One good thing coming out of digitization and open data is the ease of access of data collected by these ministries. When one compares the quality of data and its management with other developed countries one realizes we have a long way to go. Given it is easy to fix websites (using google search engine) and produce quality reports (using open source technologies) in this day and age i hope this effort is quicker. Since i know a bit of R and a bit of data visualization i thought i give my 10 cents.
One common trend i find is the extensive use of pie charts. Every report i read has a combination of pie charts, line charts and bar plots however my favorite is pie charts since they are so easy to criticize and even easier to fix.
The following pie chart is extracted from a report - Road Accidents in India 2015 published by the National Crime Bureau of India.
What did i not like about this pie chart ?
- background color - too dark. Why do we need background color for this chart. a simple white or gray background does amazing job.
- header has a different background color . Why?
- Pie has 13 sectors - It is hard to read a pie chart with so many slices. The same message is better conveyed with an ordered bar chart.
- The colors used to fill the slices are too similar and hence creates even more confusion. Since there are 13 slices and colors are similar its hard to know which data point corresponds to which state. For e.g. data point 8.8 and 4.2 have very similar colors.
Here is my transformation of the pie chart:
The code for the same :
#############################
#Packages
#############################
library(ggplot2)
#############################
#data
#############################
acdt_p <- c(13.8, 12.7, 11, 8.8,7.8,6.5,4.8,4.8,4.6,4.2,2.9,2.6,2.2, 13.3)
labels <- c("Tamil Nadu", "Maharashtra", "Madhya Pradesh", "Karnataka", "Kerala", "Uttar Pradesh",
"Andhra Pradesh", "Rajasthan", "Gujarat", "Telangana", "Chhattisgarh", "West Bengal",
"Haryana", "Other States")
data.f <- data.frame(states= labels,value= acdt_p)
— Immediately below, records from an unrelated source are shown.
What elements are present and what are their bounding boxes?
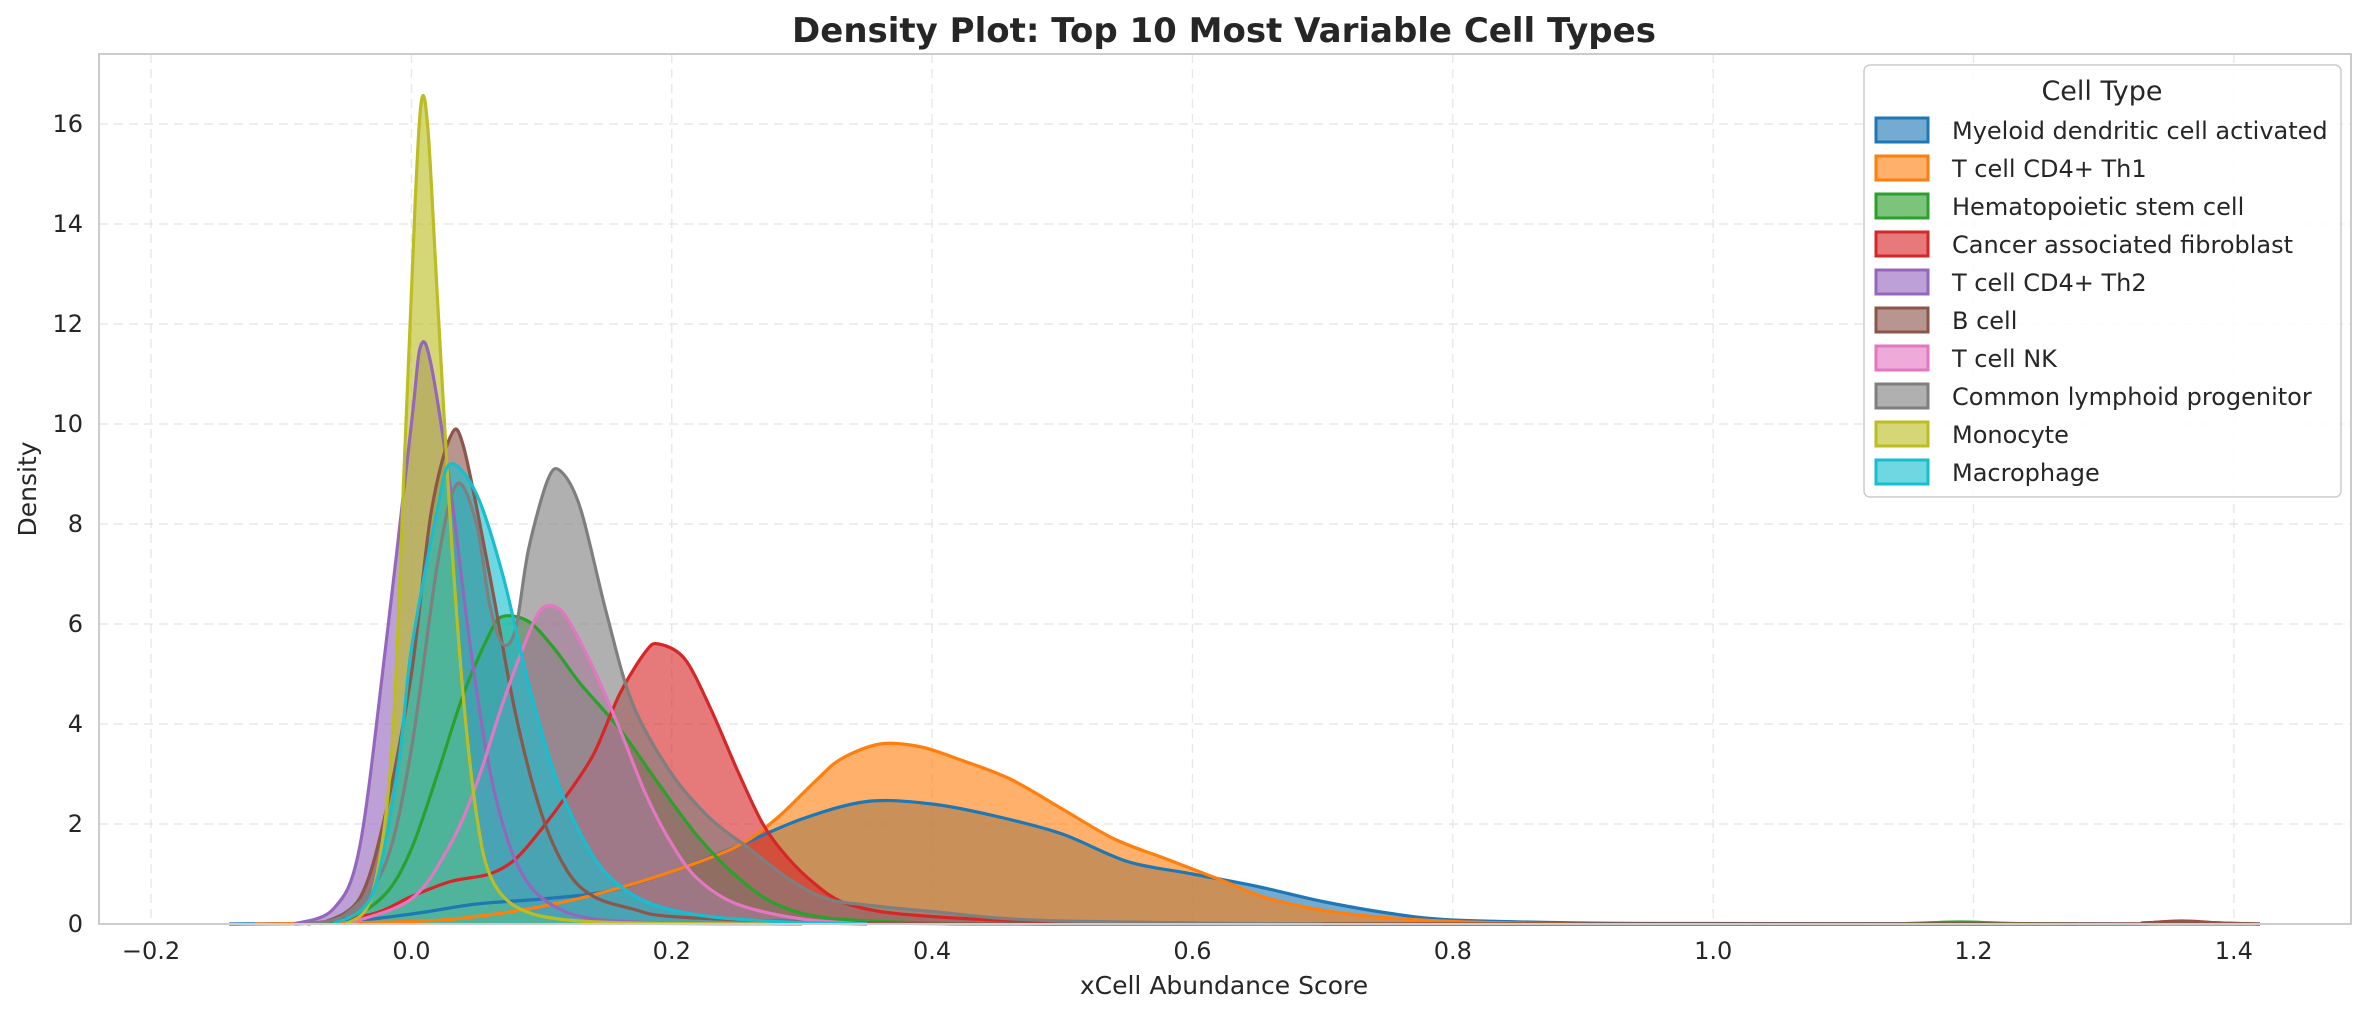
legend-swatch-macrophage (1874, 458, 1930, 486)
legend-swatch-b-cell (1874, 306, 1930, 334)
density-line-t-cell-cd4-th1 (255, 741, 1584, 926)
legend-title: Cell Type (2041, 76, 2162, 107)
legend-swatch-t-cell-cd4-th1 (1874, 154, 1930, 182)
legend-label-macrophage: Macrophage (1952, 459, 2100, 487)
legend-label-t-cell-cd4-th2: T cell CD4+ Th2 (1951, 269, 2147, 297)
density-line-t-cell-nk (345, 603, 868, 926)
x-tick-label: 1.2 (1954, 937, 1992, 965)
y-tick-label: 14 (52, 210, 83, 238)
x-tick-label: 1.0 (1694, 937, 1732, 965)
y-axis-label: Density (13, 441, 42, 536)
legend-swatch-t-cell-cd4-th2 (1874, 268, 1930, 296)
legend-label-b-cell: B cell (1952, 307, 2017, 335)
x-axis-label: xCell Abundance Score (1080, 971, 1368, 1000)
density-line-macrophage (332, 462, 868, 926)
x-tick-label: 0.2 (653, 937, 691, 965)
y-tick-label: 4 (68, 710, 83, 738)
y-tick-label: 2 (68, 810, 83, 838)
legend-swatch-myeloid-dendritic-cell-activated (1874, 116, 1930, 144)
legend-label-t-cell-nk: T cell NK (1951, 345, 2058, 373)
density-line-common-lymphoid-progenitor (306, 466, 1323, 926)
x-axis-ticks: −0.2 0.0 0.2 0.4 0.6 0.8 1.0 1.2 1.4 (122, 937, 2253, 965)
x-tick-label: 1.4 (2215, 937, 2253, 965)
x-tick-label: 0.4 (913, 937, 951, 965)
y-tick-label: 8 (68, 510, 83, 538)
legend-swatch-hematopoietic-stem-cell (1874, 192, 1930, 220)
y-tick-label: 12 (52, 310, 83, 338)
x-tick-label: 0.0 (392, 937, 430, 965)
y-tick-label: 0 (68, 910, 83, 938)
y-axis-ticks: 0 2 4 6 8 10 12 14 16 (52, 110, 83, 938)
legend-box (1863, 64, 2342, 498)
legend-label-t-cell-cd4-th1: T cell CD4+ Th1 (1951, 155, 2147, 183)
x-tick-label: −0.2 (122, 937, 180, 965)
legend-swatch-t-cell-nk (1874, 344, 1930, 372)
legend-label-common-lymphoid-progenitor: Common lymphoid progenitor (1952, 383, 2312, 411)
legend-label-monocyte: Monocyte (1952, 421, 2069, 449)
x-tick-label: 0.6 (1173, 937, 1211, 965)
legend-swatch-common-lymphoid-progenitor (1874, 382, 1930, 410)
legend-swatch-cancer-associated-fibroblast (1874, 230, 1930, 258)
density-area-t-cell-cd4-th1 (255, 743, 1584, 924)
y-tick-label: 16 (52, 110, 83, 138)
x-tick-label: 0.8 (1434, 937, 1472, 965)
legend-label-hematopoietic-stem-cell: Hematopoietic stem cell (1952, 193, 2244, 221)
density-line-monocyte (345, 93, 802, 926)
legend-items: Myeloid dendritic cell activated T cell C… (1874, 116, 2328, 487)
legend-label-cancer-associated-fibroblast: Cancer associated fibroblast (1952, 231, 2293, 259)
chart-title: Density Plot: Top 10 Most Variable Cell … (792, 11, 1656, 51)
legend-label-myeloid-dendritic-cell-activated: Myeloid dendritic cell activated (1952, 117, 2328, 145)
plot-frame (98, 53, 2352, 925)
y-tick-label: 6 (68, 610, 83, 638)
legend-swatch-monocyte (1874, 420, 1930, 448)
y-tick-label: 10 (52, 410, 83, 438)
legend: Cell Type Myeloid dendritic cell activat… (1863, 64, 2342, 498)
#############################
#Plot
#############################
ggplot(data.f, aes(x= reorder(states, value), y = value, fill = "value")) +
geom_bar(stat = "identity", position = "identity") +
geom_text(aes(label = value), hjust= 1.5)+
scale_fill_manual(values=c("#3182bd"), guide = FALSE) +
coord_flip()+
labs (title = "Percentage share in Total Number of Road Accidents (2015)",
y="percentage of share in road accidents",
x="state",
subtitle= "Accidental Deaths & Suicides in India",
caption="Data Source: http://ncrb.gov.in")+
theme_bw()+
theme(axis.text.x= element_text(size = rel(0.9)),
panel.grid.major = element_blank(),
panel.grid.minor = element_blank(),
panel.border = element_blank(),
axis.line= element_line(colour="black"))
Government officials can simply save a template with markdown files and just replace the data as it becomes available. Not too much to ask .... ;)